"Play us a waltz, Caroline, there's a love; the very liveliest you can find. Tiny and I want to try the boards while we can enjoy them to perfection, that is, when we are the only persons in the room."

"You must excuse me, Percy," she replied somewhat pettishly. "I should think you would have dancing enough in the course of the evening; and what will our friends think, if they come and find me playing?"

"Think? why, that you are very obliging, which at present you are not," answered Percy, laughing; "never mind, Emmy; let us try what our united lungs will do."

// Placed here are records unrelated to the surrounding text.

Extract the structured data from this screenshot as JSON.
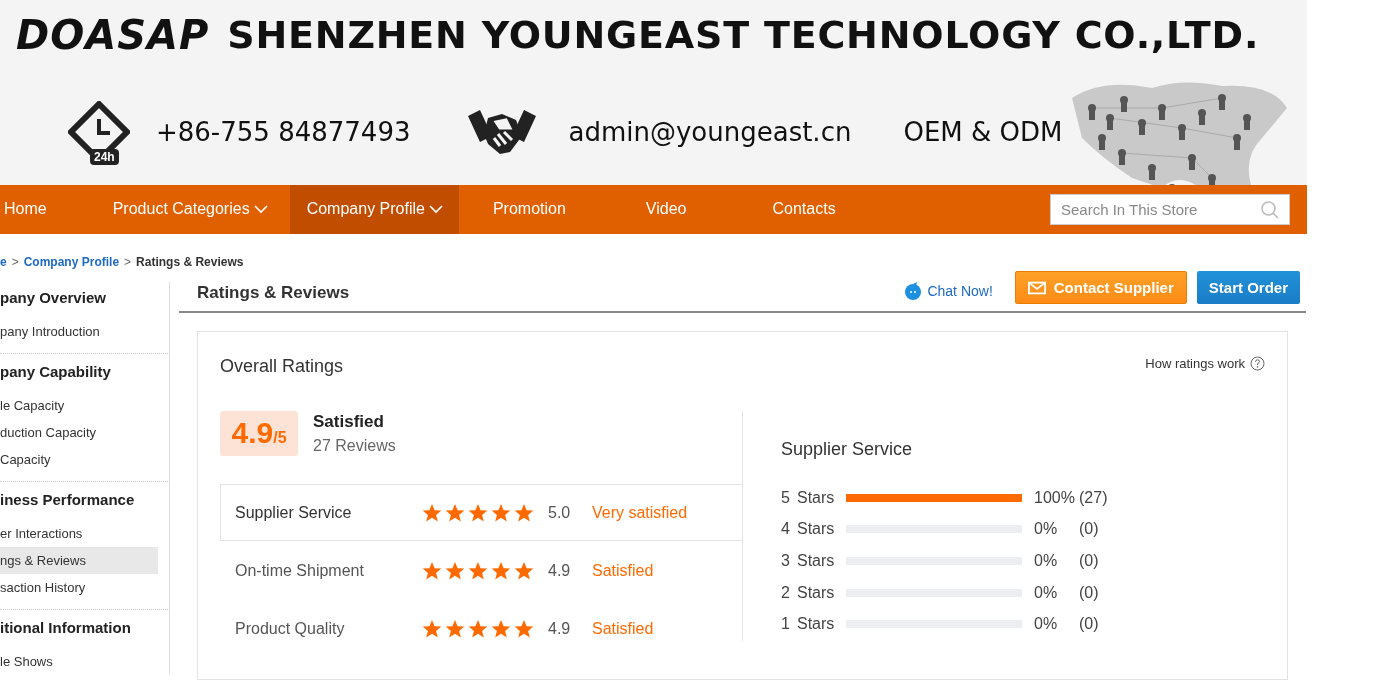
{
  "banner": {
    "logo": "DOASAP",
    "company_name": "SHENZHEN YOUNGEAST TECHNOLOGY CO.,LTD.",
    "clock_badge": "24h",
    "phone": "+86-755 84877493",
    "email": "admin@youngeast.cn",
    "tagline": "OEM & ODM"
  },
  "nav": {
    "items": [
      {
        "label": "Home",
        "dropdown": false,
        "selected": false
      },
      {
        "label": "Product Categories",
        "dropdown": true,
        "selected": false
      },
      {
        "label": "Company Profile",
        "dropdown": true,
        "selected": true
      },
      {
        "label": "Promotion",
        "dropdown": false,
        "selected": false
      },
      {
        "label": "Video",
        "dropdown": false,
        "selected": false
      },
      {
        "label": "Contacts",
        "dropdown": false,
        "selected": false
      }
    ],
    "search": {
      "placeholder": "Search In This Store"
    }
  },
  "breadcrumb": [
    {
      "label": "e",
      "kind": "link"
    },
    {
      "label": ">",
      "kind": "separator"
    },
    {
      "label": "Company Profile",
      "kind": "link"
    },
    {
      "label": ">",
      "kind": "separator"
    },
    {
      "label": "Ratings & Reviews",
      "kind": "current"
    }
  ],
  "sidebar": {
    "sections": [
      {
        "title": "pany Overview",
        "items": [
          {
            "label": "pany Introduction",
            "selected": false
          }
        ]
      },
      {
        "title": "pany Capability",
        "items": [
          {
            "label": "le Capacity",
            "selected": false
          },
          {
            "label": "duction Capacity",
            "selected": false
          },
          {
            "label": "Capacity",
            "selected": false
          }
        ]
      },
      {
        "title": "iness Performance",
        "items": [
          {
            "label": "er Interactions",
            "selected": false
          },
          {
            "label": "ngs & Reviews",
            "selected": true
          },
          {
            "label": "saction History",
            "selected": false
          }
        ]
      },
      {
        "title": "itional Information",
        "items": [
          {
            "label": "le Shows",
            "selected": false
          }
        ]
      }
    ]
  },
  "page_title": "Ratings & Reviews",
  "actions": {
    "chat": "Chat Now!",
    "contact": "Contact Supplier",
    "order": "Start Order"
  },
  "ratings": {
    "title": "Overall Ratings",
    "help": "How ratings work",
    "score": "4.9",
    "out_of": "/5",
    "verdict": "Satisfied",
    "reviews": "27 Reviews",
    "categories": [
      {
        "name": "Supplier Service",
        "stars": 5,
        "score": "5.0",
        "verdict": "Very satisfied",
        "selected": true
      },
      {
        "name": "On-time Shipment",
        "stars": 5,
        "score": "4.9",
        "verdict": "Satisfied",
        "selected": false
      },
      {
        "name": "Product Quality",
        "stars": 5,
        "score": "4.9",
        "verdict": "Satisfied",
        "selected": false
      }
    ],
    "breakdown": {
      "title": "Supplier Service",
      "rows": [
        {
          "stars_label": "5",
          "unit": "Stars",
          "level": 1,
          "percent": "100%",
          "count": "(27)"
        },
        {
          "stars_label": "4",
          "unit": "Stars",
          "level": 0,
          "percent": "0%",
          "count": "(0)"
        },
        {
          "stars_label": "3",
          "unit": "Stars",
          "level": 0,
          "percent": "0%",
          "count": "(0)"
        },
        {
          "stars_label": "2",
          "unit": "Stars",
          "level": 0,
          "percent": "0%",
          "count": "(0)"
        },
        {
          "stars_label": "1",
          "unit": "Stars",
          "level": 0,
          "percent": "0%",
          "count": "(0)"
        }
      ]
    }
  }
}
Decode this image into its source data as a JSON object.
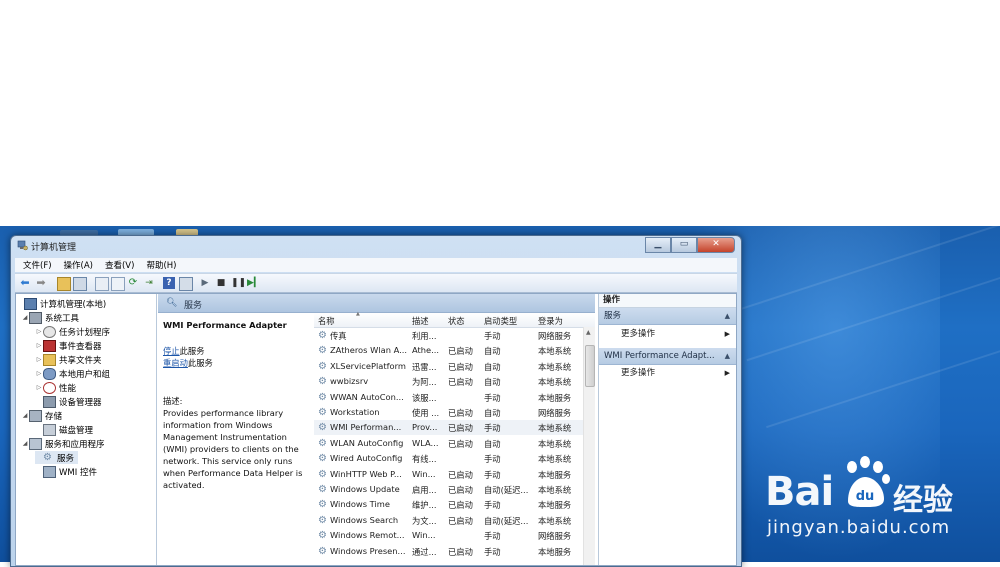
{
  "window": {
    "title": "计算机管理",
    "controls": {
      "minimize": "▁",
      "maximize": "▭",
      "close": "✕"
    }
  },
  "menu": [
    "文件(F)",
    "操作(A)",
    "查看(V)",
    "帮助(H)"
  ],
  "tree": [
    {
      "label": "计算机管理(本地)",
      "level": 0,
      "icon": "computer-icon",
      "expander": ""
    },
    {
      "label": "系统工具",
      "level": 1,
      "icon": "tools-icon",
      "expander": "◢"
    },
    {
      "label": "任务计划程序",
      "level": 2,
      "icon": "clock-icon",
      "expander": "▷"
    },
    {
      "label": "事件查看器",
      "level": 2,
      "icon": "event-icon",
      "expander": "▷"
    },
    {
      "label": "共享文件夹",
      "level": 2,
      "icon": "folder-icon",
      "expander": "▷"
    },
    {
      "label": "本地用户和组",
      "level": 2,
      "icon": "users-icon",
      "expander": "▷"
    },
    {
      "label": "性能",
      "level": 2,
      "icon": "performance-icon",
      "expander": "▷"
    },
    {
      "label": "设备管理器",
      "level": 2,
      "icon": "device-icon",
      "expander": ""
    },
    {
      "label": "存储",
      "level": 1,
      "icon": "storage-icon",
      "expander": "◢"
    },
    {
      "label": "磁盘管理",
      "level": 2,
      "icon": "disk-icon",
      "expander": ""
    },
    {
      "label": "服务和应用程序",
      "level": 1,
      "icon": "services-apps-icon",
      "expander": "◢"
    },
    {
      "label": "服务",
      "level": 2,
      "icon": "gear-icon",
      "expander": ""
    },
    {
      "label": "WMI 控件",
      "level": 2,
      "icon": "wmi-icon",
      "expander": ""
    }
  ],
  "panel": {
    "title": "服务",
    "selected_service": "WMI Performance Adapter",
    "stop_link": "停止",
    "stop_suffix": "此服务",
    "restart_link": "重启动",
    "restart_suffix": "此服务",
    "desc_label": "描述:",
    "desc_text": "Provides performance library information from Windows Management Instrumentation (WMI) providers to clients on the network. This service only runs when Performance Data Helper is activated."
  },
  "columns": [
    "名称",
    "描述",
    "状态",
    "启动类型",
    "登录为"
  ],
  "services": [
    {
      "name": "传真",
      "desc": "利用...",
      "status": "",
      "startup": "手动",
      "logon": "网络服务"
    },
    {
      "name": "ZAtheros Wlan A...",
      "desc": "Athe...",
      "status": "已启动",
      "startup": "自动",
      "logon": "本地系统"
    },
    {
      "name": "XLServicePlatform",
      "desc": "迅雷...",
      "status": "已启动",
      "startup": "自动",
      "logon": "本地系统"
    },
    {
      "name": "wwbizsrv",
      "desc": "为阿...",
      "status": "已启动",
      "startup": "自动",
      "logon": "本地系统"
    },
    {
      "name": "WWAN AutoCon...",
      "desc": "该服...",
      "status": "",
      "startup": "手动",
      "logon": "本地服务"
    },
    {
      "name": "Workstation",
      "desc": "使用 ...",
      "status": "已启动",
      "startup": "自动",
      "logon": "网络服务"
    },
    {
      "name": "WMI Performan...",
      "desc": "Prov...",
      "status": "已启动",
      "startup": "手动",
      "logon": "本地系统"
    },
    {
      "name": "WLAN AutoConfig",
      "desc": "WLA...",
      "status": "已启动",
      "startup": "自动",
      "logon": "本地系统"
    },
    {
      "name": "Wired AutoConfig",
      "desc": "有线...",
      "status": "",
      "startup": "手动",
      "logon": "本地系统"
    },
    {
      "name": "WinHTTP Web P...",
      "desc": "Win...",
      "status": "已启动",
      "startup": "手动",
      "logon": "本地服务"
    },
    {
      "name": "Windows Update",
      "desc": "启用...",
      "status": "已启动",
      "startup": "自动(延迟...",
      "logon": "本地系统"
    },
    {
      "name": "Windows Time",
      "desc": "维护...",
      "status": "已启动",
      "startup": "手动",
      "logon": "本地服务"
    },
    {
      "name": "Windows Search",
      "desc": "为文...",
      "status": "已启动",
      "startup": "自动(延迟...",
      "logon": "本地系统"
    },
    {
      "name": "Windows Remot...",
      "desc": "Win...",
      "status": "",
      "startup": "手动",
      "logon": "网络服务"
    },
    {
      "name": "Windows Presen...",
      "desc": "通过...",
      "status": "已启动",
      "startup": "手动",
      "logon": "本地服务"
    }
  ],
  "actions": {
    "title": "操作",
    "section1": "服务",
    "section1_item": "更多操作",
    "section2": "WMI Performance Adapt...",
    "section2_item": "更多操作"
  },
  "watermark": {
    "brand_latin": "Bai",
    "brand_paw": "du",
    "brand_cn": "经验",
    "url": "jingyan.baidu.com"
  },
  "colors": {
    "desktop_blue": "#1a66bd",
    "selection": "#eef2f7",
    "link": "#1c55a8"
  }
}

"You may if you like, Percy, but really I am not clever enough to dance and sing at the same time—I should have no breath left," was her as joyous rejoinder.

"Come and dance, Caroline, if you will not play;" exclaimed Edward, who after decorating his button-hole with a sprig of holly, seemed seized with Percy's dancing-mania. "Do give me an opportunity of practicing the graces before I am called upon to display them."

"My love of dancing is not so great as to attempt it without music, so practice by yourself, Edward," was Caroline's quick reply.

"Without spectators, you mean, Lina," observed her brother, very dryly; and as Emmeline begged him not to tease her, he asked—

"What has put her in this ill-humor, Emmy?"

"Oh, I don't know exactly; but if you let her alone, she will soon recover it."

"Well, to please you, I will; for you look so pretty to-night, I can not resist you."